Lorong rumah sakit tampak hening, tak ada siapa pun yang tampak, entah yang melintas atau yang sedang duduk di kursi tunggu. Atmosfer sekitar sini juga terasa aneh.
Suasana siang dan malam memiliki perbedaan yang sangat signifikan, aku benar-benar merasa tak nyaman berada di sini dalam waktu yang lama. Segera saja kulangkahkan kakiku secepat mungkin untuk meninggalkan tempat itu, aku akan ketakutan jika tinggal lebih lama lagi di sana.
Langit di sana tampak suram, suhu udara terasa sangat dingin. Aku sedikit menggigil tatkala merasakan adanya angin yang berembus melewati tubuhku.
Berjalan ke halte saat malam hari rasanya lebih jauh dan melelahkan daripada saat siang, aneh rasanya karena sensasi yang kurasakan berada di waktu siang dan malam.
***
Lampu-lampu jalanan menyala menyinari daerah sekitar, setelah aku meninggalkan bangunan rumah sakit, aku perlu berjalan beberapa puluh meter atau mungkin beberapa ratus meter untuk tiba do halte terdekat. Karena jadwal bus berikutnya masih agak lama, maka kusempatkan diri untuk mampir ke minimarket sekadar membeli camilan.
Cuaca Kota Soulvia benar-benar dingin malam ini, rasanya aku akan membeku ksrena tak mengenakan pakaian tebal.

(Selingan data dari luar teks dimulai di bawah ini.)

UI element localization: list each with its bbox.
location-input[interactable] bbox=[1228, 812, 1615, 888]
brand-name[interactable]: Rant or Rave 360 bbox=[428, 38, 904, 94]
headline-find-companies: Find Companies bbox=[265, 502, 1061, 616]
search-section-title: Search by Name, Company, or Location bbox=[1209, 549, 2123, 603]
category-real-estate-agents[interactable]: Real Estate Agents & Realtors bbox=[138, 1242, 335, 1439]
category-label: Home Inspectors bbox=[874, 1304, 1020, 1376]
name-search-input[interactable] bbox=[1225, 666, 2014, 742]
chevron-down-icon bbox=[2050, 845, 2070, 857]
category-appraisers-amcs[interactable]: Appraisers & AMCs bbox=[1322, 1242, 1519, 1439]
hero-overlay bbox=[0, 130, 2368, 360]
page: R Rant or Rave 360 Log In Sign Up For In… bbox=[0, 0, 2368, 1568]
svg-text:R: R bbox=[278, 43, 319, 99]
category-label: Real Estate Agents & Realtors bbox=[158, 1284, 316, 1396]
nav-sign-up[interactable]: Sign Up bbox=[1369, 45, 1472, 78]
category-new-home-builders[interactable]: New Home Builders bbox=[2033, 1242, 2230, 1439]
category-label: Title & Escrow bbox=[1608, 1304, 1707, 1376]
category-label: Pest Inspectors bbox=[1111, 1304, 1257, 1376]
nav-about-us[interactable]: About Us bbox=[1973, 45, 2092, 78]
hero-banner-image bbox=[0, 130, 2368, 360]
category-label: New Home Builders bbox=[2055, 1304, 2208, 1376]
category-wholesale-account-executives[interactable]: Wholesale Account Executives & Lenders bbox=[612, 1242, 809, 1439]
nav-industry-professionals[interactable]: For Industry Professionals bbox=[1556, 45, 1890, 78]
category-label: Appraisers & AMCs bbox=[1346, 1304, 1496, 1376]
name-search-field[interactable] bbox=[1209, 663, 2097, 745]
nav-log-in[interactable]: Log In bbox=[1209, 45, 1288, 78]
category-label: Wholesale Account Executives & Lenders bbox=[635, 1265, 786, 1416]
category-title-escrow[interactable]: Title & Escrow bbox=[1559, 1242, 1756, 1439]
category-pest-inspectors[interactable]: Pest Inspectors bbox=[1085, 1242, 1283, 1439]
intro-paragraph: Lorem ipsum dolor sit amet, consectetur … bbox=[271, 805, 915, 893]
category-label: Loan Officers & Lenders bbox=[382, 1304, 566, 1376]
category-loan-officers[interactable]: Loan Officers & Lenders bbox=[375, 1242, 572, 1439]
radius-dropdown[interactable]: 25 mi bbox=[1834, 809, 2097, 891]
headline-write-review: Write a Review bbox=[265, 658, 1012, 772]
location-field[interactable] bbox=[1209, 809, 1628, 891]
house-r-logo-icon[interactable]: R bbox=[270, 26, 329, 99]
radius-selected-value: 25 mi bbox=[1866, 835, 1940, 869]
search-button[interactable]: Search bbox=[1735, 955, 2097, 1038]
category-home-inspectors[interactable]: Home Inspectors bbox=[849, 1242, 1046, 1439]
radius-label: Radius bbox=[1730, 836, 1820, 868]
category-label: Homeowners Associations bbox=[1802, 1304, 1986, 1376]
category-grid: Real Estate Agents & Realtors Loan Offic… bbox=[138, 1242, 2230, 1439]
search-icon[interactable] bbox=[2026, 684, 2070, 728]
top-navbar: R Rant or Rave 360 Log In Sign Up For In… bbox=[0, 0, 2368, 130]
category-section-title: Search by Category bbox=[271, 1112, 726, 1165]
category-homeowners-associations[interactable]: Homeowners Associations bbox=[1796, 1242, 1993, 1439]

Cuaca Kota Soulvia mendadak aneh akhir-akhir ini, di mana seharunya memasuki musim panas dan kemarau, tapi suhu udara sangat rendah, seolah sewaktu-waktu akan turun hujan. Beberapa waktu sebelumnya, hujan sudah turun mengguyur kota, keadaan seperti ini baru tahun ini terjadi, tahun kemarin keadaan tampak normal, suhu udara terasa panas membuat keringat mengucur deras, taman air dan segala jenis permainan yang berhubungan dengan air atau es selalu menjadi tempat yang ramai pada bulan-bulan ini, sayang sekali tahun ini tempat-tempat itu sepi.
Untunglah di sekitar sini terdapat satu minimarket yang buka selama dua puluh empat jam, aku membeli makanan di mesin makanan cepat saji untuk mengisi perutku. Rasanya hanya memakan buah-buahan tidak memberi tubuhku asupan yang cukup.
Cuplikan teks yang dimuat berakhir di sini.